Han Chinese Appropriated the Manchu Dress First
Then and now, Han Chinese occupy the majority of China at about 91 percent of the Chinese population. The Manchu established the Qing Dynasty and ruled over the majority of Han population from 1644-1912. There were great ethnic conflicts between the Han and the Manchu during this period, as the Hans tried many times to overthrow Manchu rulers, whom they considered barbaric. Eventually, Sun Yat-sen and other revolutionaries successfully ended the Qing Dynasty and established the republic of China in 1912 through armed revolution.
The Qipao that Manchu women used to wear were loose, wide, and often bulky, with several layers. It covered the woman’s entire body except her hands and feet. After the 1912 revolution, western ideas such as equality of the sexes and women’s liberation began to influence Chinese women.
As more and more Chinese women attended schools and got into various professions, they needed new outfits to match their new social awareness. So Han Chinese women modified the Qipao by making it more form-fitting with various lengths and sleeve styles. If there’s really such a thing as cultural appropriation, it’s the Han Chinese women who appropriated the Qipao from Manchu women.
Lam was also wrong to claim that Qipao as an outfit somehow “broke the division of financial classes.” Prior to 1949, Qipao was an everyday attire. Women with means usually wore Qipao made of silk with elegant and intricate embroidery and decorated with furs or gold buttons. Women who were poor wore Qipao made out of homemade cloth with limited colors and no fancy decorations. So if anything, Qipao exaggerated economic inequity, not neutralized it.
Who Forbids Wearing Qipao? Literal Communists
In addition, Lam failed to mention that when the Communists took over mainland China in 1949, they regarded the Qipao as a symbol of bourgeois lifestyle and ideology. Thus, mainland Chinese women were forbidden to wear it. The Qipao disappeared from mainland Chinese women’s wardrobes for several decades.
It has only made a gradual comeback in mainland China after economic reform, and most importantly after Hong Kong movie director Wang Kai-wai released his melancholy movie, “In the Mood for Love,” in 2000. The lead actress in the movie, Maggie Cheung, wore a dozen figure-hugging Qipao. Since the release of the movie, sales of Qipao in mainland China have skyrocketed. Still, Qipao is not an everyday outfit for Chinese women nowadays. Women only wear it during formal occasions such as weddings, parties, and beauty pageants.
According to Lam’s own tweets, he is an immigrant to the United States. I imagine he probably has a few pairs of jeans in his closet. If he ever went for a job interview, he probably didn’t show up in traditional Chinese men’s wear. Instead, he probably dressed in a suit and tie. He has also most likely eaten pizza a few times since he immigrated. No one ever screamed at him for wearing western-style clothes or eating non-Chinese food. (If it did happen, he would surely tweet about it.)

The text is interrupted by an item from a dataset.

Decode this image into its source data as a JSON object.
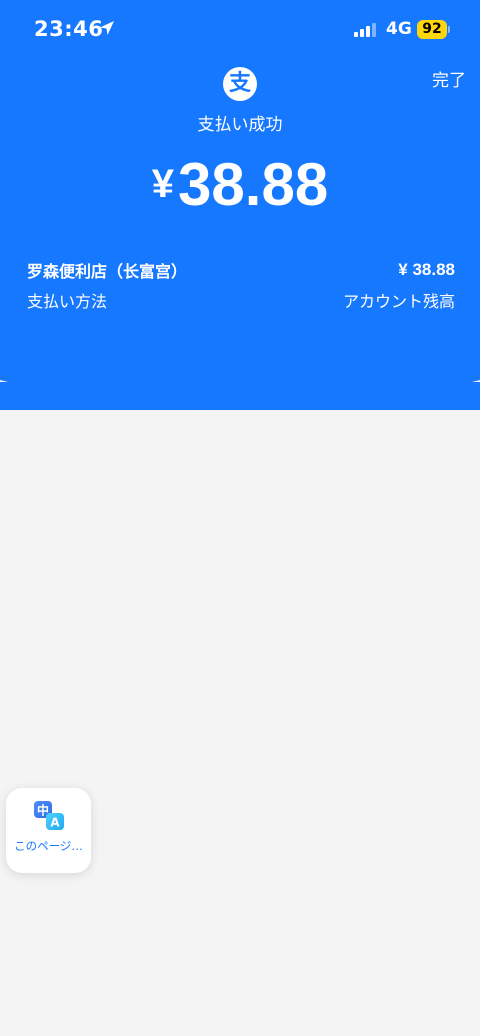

While misrepresentation of other cultures does happen from time to time and can be harmful, cultural appropriation is a silly idea that has been taken too far. All the cultures we appreciate today are the result of cross-pollination with other cultures over a long period of time. The true “originality” of a culture doesn’t exist. If we are forced to live within only the culture that is defined by our ethnicity or skin color, life will be very boring.
If we follow Lam’s ill reasoning, no Chinese girls in America should attend prom, since prom is a western cultural activity. But Lam doesn’t own Chinese culture. Rather than slam American teenagers and take all the fun out of life, self-designated cultural police like Lam need to chill out. They have neither the right nor the authority to tell other free people how to conduct their lives.
I want to let Keziah and everyone else out there know that you do not need anyone’s approval to wear something that makes you look good. Go ahead and enjoy the diversity of life.